Sony setzt alles auf eine Karte

Die Rechnung könnte für Sonys Virtual-Reality-Produkt aufgehen. Dafür sprechen zwei Vorzeichen: Zum einen erfüllen viele Konsolenspieler die Hardware-Anforderungen bereits. Zum anderen fällt Sonys Eintritt in die virtuelle Realität mit rund 450 Franken um einiges günstiger aus. Nur hat das Ganze eine Kehrseite: Wenn das Hardware-mässig weniger starke Produkt und die Software zum Start nicht überzeugen, könnte das zum Fluch für die ganze VR-Industrie werden.
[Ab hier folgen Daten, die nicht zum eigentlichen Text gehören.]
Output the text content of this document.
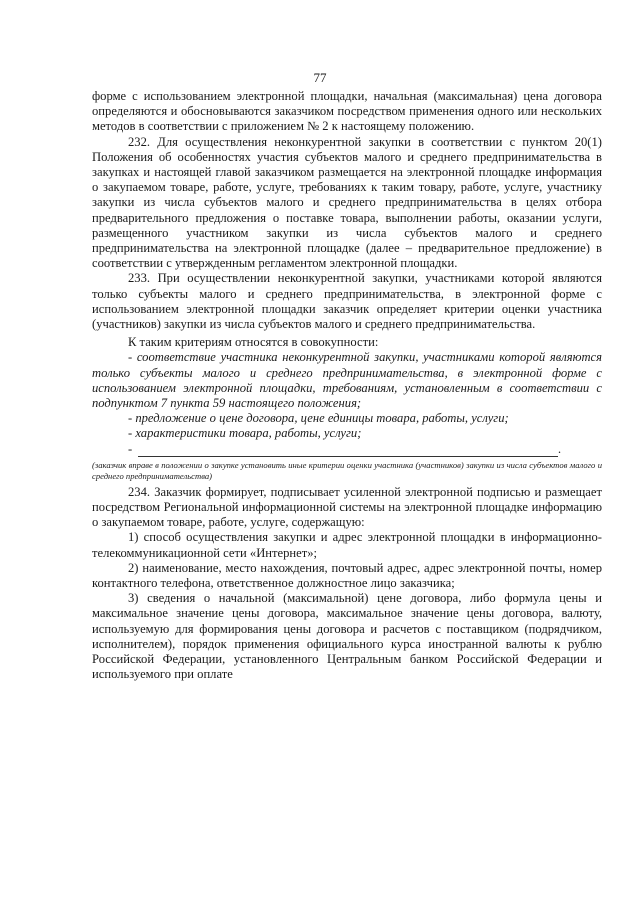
77

форме с использованием электронной площадки, начальная (максимальная) цена договора определяются и обосновываются заказчиком посредством применения одного или нескольких методов в соответствии с приложением № 2 к настоящему положению.

232. Для осуществления неконкурентной закупки в соответствии с пунктом 20(1) Положения об особенностях участия субъектов малого и среднего предпринимательства в закупках и настоящей главой заказчиком размещается на электронной площадке информация о закупаемом товаре, работе, услуге, требованиях к таким товару, работе, услуге, участнику закупки из числа субъектов малого и среднего предпринимательства в целях отбора предварительного предложения о поставке товара, выполнении работы, оказании услуги, размещенного участником закупки из числа субъектов малого и среднего предпринимательства на электронной площадке (далее – предварительное предложение) в соответствии с утвержденным регламентом электронной площадки.

233. При осуществлении неконкурентной закупки, участниками которой являются только субъекты малого и среднего предпринимательства, в электронной форме с использованием электронной площадки заказчик определяет критерии оценки участника (участников) закупки из числа субъектов малого и среднего предпринимательства.

К таким критериям относятся в совокупности:

- соответствие участника неконкурентной закупки, участниками которой являются только субъекты малого и среднего предпринимательства, в электронной форме с использованием электронной площадки, требованиям, установленным в соответствии с подпунктом 7 пункта 59 настоящего положения;

- предложение о цене договора, цене единицы товара, работы, услуги;

- характеристики товара, работы, услуги;

-	.

(заказчик вправе в положении о закупке установить иные критерии оценки участника (участников) закупки из числа субъектов малого и среднего предпринимательства)

234. Заказчик формирует, подписывает усиленной электронной подписью и размещает посредством Региональной информационной системы на электронной площадке информацию о закупаемом товаре, работе, услуге, содержащую:

1) способ осуществления закупки и адрес электронной площадки в информационно-телекоммуникационной сети «Интернет»;

2) наименование, место нахождения, почтовый адрес, адрес электронной почты, номер контактного телефона, ответственное должностное лицо заказчика;

3) сведения о начальной (максимальной) цене договора, либо формула цены и максимальное значение цены договора, максимальное значение цены договора, валюту, используемую для формирования цены договора и расчетов с поставщиком (подрядчиком, исполнителем), порядок применения официального курса иностранной валюты к рублю Российской Федерации, установленного Центральным банком Российской Федерации и используемого при оплате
Denn mit einer Plattform für die breite Masse müssen nun die Spiele erst mal rentieren. Nintendo seinerseits gibt sich mit seinen VR-Plänen zumindest vorsichtiger als früher, als das Unternehmen um 1995 noch mit seinem Virtual Boy kläglich bei einem der ersten Gehversuche gescheitert war. Nintendo verfüge zwar über die Technik für VR, wolle aber erst dann ein Produkt lancieren, wenn längere Spielerlebnisse möglich werden, sagte jüngst Tatsumi Kimishima, Nintendos Präsident, an einer Investorenkonferenz. Da die Auflösung auf den teuren PC-Headsets noch lange nicht gut genug ist, waren wir schon früh skeptisch: Wie spielt es sich mit der VR-Brille von Sony – und vor allem: Wie ist die Grafik? PCtipp konnte PlayStation VR an der Experience Tour ausprobieren. Hier die wichtigsten Fragen und Antworten.
Sonys VR-Headset fühlt sich sehr leicht an. Auch der Tragering ist gepolstert

Wie fühlt sich die PlayStation VR an?

Man spielt PlayStation VR meist im Sitzen, anstatt im Stehen. Das hat zwei Gründe: Sonys VR-Brille ist durch ein dickes Kabel mit der Konsole verbunden, was die Bewegungsfreiheit deutlich einschränkt. Daneben bestimmen die LEDs an der Brille, welche über die PlayStation-Kamera ermittelt werden, die Position des Spielerkopfs. Die Eingaben erfolgen über das gewöhnliche PlayStation-4-Pad oder über die Move-Controller. Das Headset als solches ist erstaunlich leicht und fühlt sich eher wie ein Velohelm als eine dicke Skibrille an. Man merkt: Sony hat Erfahrung im Design von Gaming-Hardware. Der verstellbare Ring, den man sich über den Kopf stülpt, ist innen sehr weich gepolstert und drückt an keiner Stelle.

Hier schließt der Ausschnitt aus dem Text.